Cuenta Colorado que se trató de 5 generaciones de Zosimos que se dedicaron a la música, por herencia. Cada uno seguía aprendiendo el repertorio del anterior y manteniendo el legado como por ósmosis sulfúrica. El último de los Zosimos, es decir, Zosimo V, es el abuelo de una de las fuentes de Colorado, gracias a él, se conoció esta sorprendente historia que me tomo el atrevimiento de citar aquí para tod@s usd. “siguiendo el llamado de una vocación aplazada, recordó el baúl familiar forrado con latas viejas de galletas donde dormía el patrimonio familiar: una colección de canciones donde se le rendía tributo a la memoria de un antepasado llamado como él, iniciado por el diablo en los misterios de la composición musical. (...) Sin educación previa, (Zosimo V) aprendió a tocar las melodías guardadas en el baúl. Amenizando fiestas con ellas, educó cuatro hijos (...) Cuando estaba a punto de nacer el primero, en julio de 1961, en una tarde de promesas y arrepentimientos, su mujer le hizo jurar que ninguno de sus hijos llevaría su nombre.

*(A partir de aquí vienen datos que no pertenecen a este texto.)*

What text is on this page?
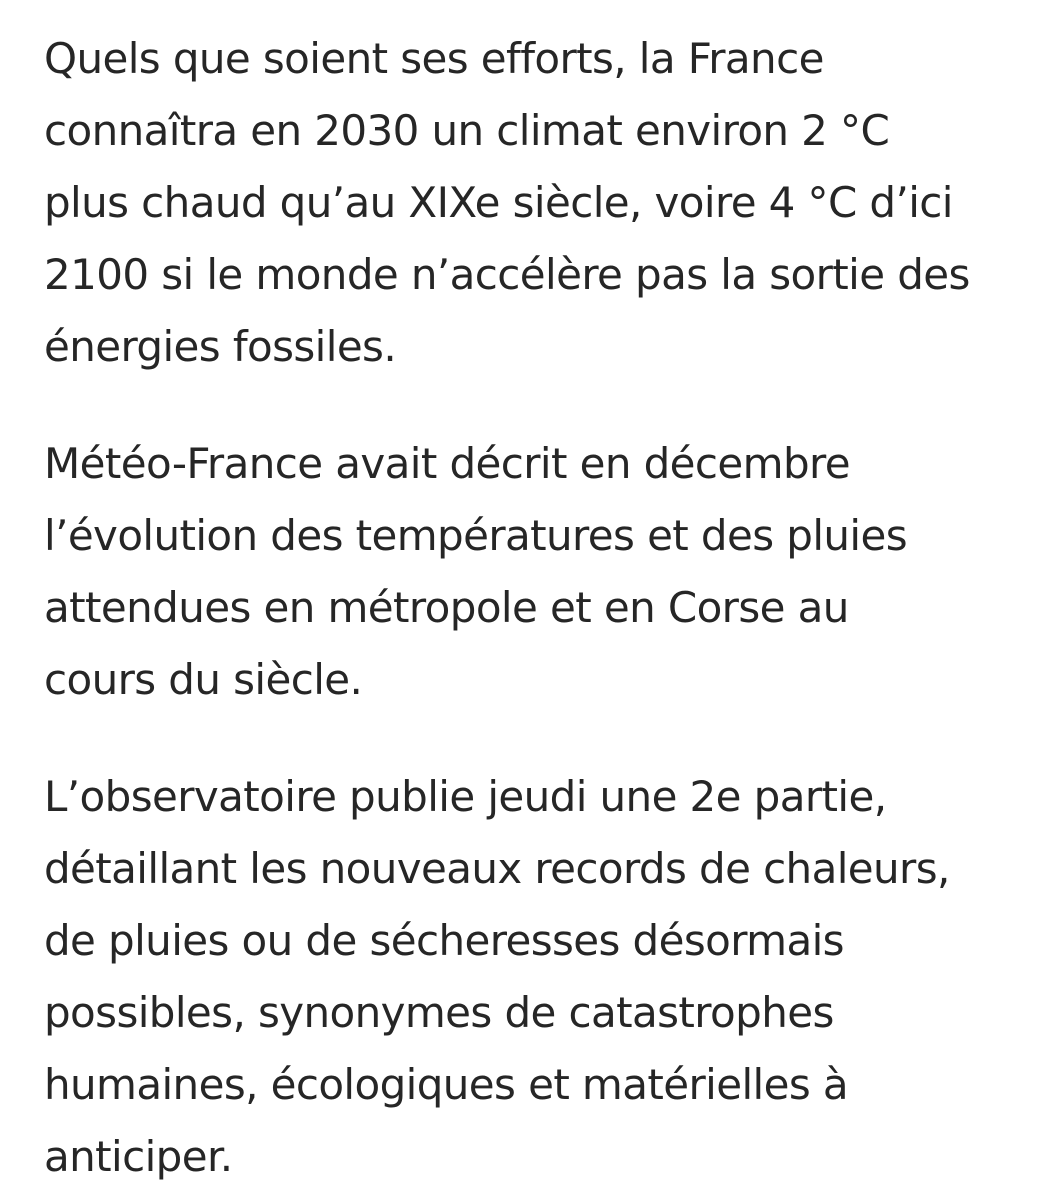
Quels que soient ses efforts, la France
connaîtra en 2030 un climat environ 2 °C
plus chaud qu’au XIXe siècle, voire 4 °C d’ici
2100 si le monde n’accélère pas la sortie des
énergies fossiles.

Météo-France avait décrit en décembre
l’évolution des températures et des pluies
attendues en métropole et en Corse au
cours du siècle.

L’observatoire publie jeudi une 2e partie,
détaillant les nouveaux records de chaleurs,
de pluies ou de sécheresses désormais
possibles, synonymes de catastrophes
humaines, écologiques et matérielles à
anticiper.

Alguien -nunca quiso confesar quién- se le acercó una noche en el bar y le dijo que Zosimo era en realidad el nombre del desconocido que había iniciado al antepasado de su esposo en las artes de la música. Lo de Artemo era una especie de pseudónimo. Una candorosa forma de disimulo. La naturaleza del pacto salía así a la luz. Yo te entrego el don de la música y a cambio tú te encargas de perpetuar mi nombre”.


Y así terminó el clan de los Zosimos y los secretos de la música de Artemio.  Supongo que en este caso en particular hay un espacio tanto para el escepticismo como para la fascinación. Porque más allá de si el diablo existe o no, lo que permanece es la necesidad humana de explicar lo extraordinario. Cuando el talento desborda lo comprensible, cuando el éxito irrumpe sin una explicación evidente, la imaginación construye pactos, cruces de caminos y canciones dictadas en la noche. El demonio, entonces, no siempre es una entidad literal, sino un símbolo del deseo, de la ambición y de la transgresión que toda creación implica. Tal vez el verdadero pacto no sea con un ser sobrenatural, sino con el riesgo de ir más allá de los límites impuestos por la moral, la religión o la tradición. Y en ese cruce, entre miedo y admiración, nace el mito que une para siempre música y misterio.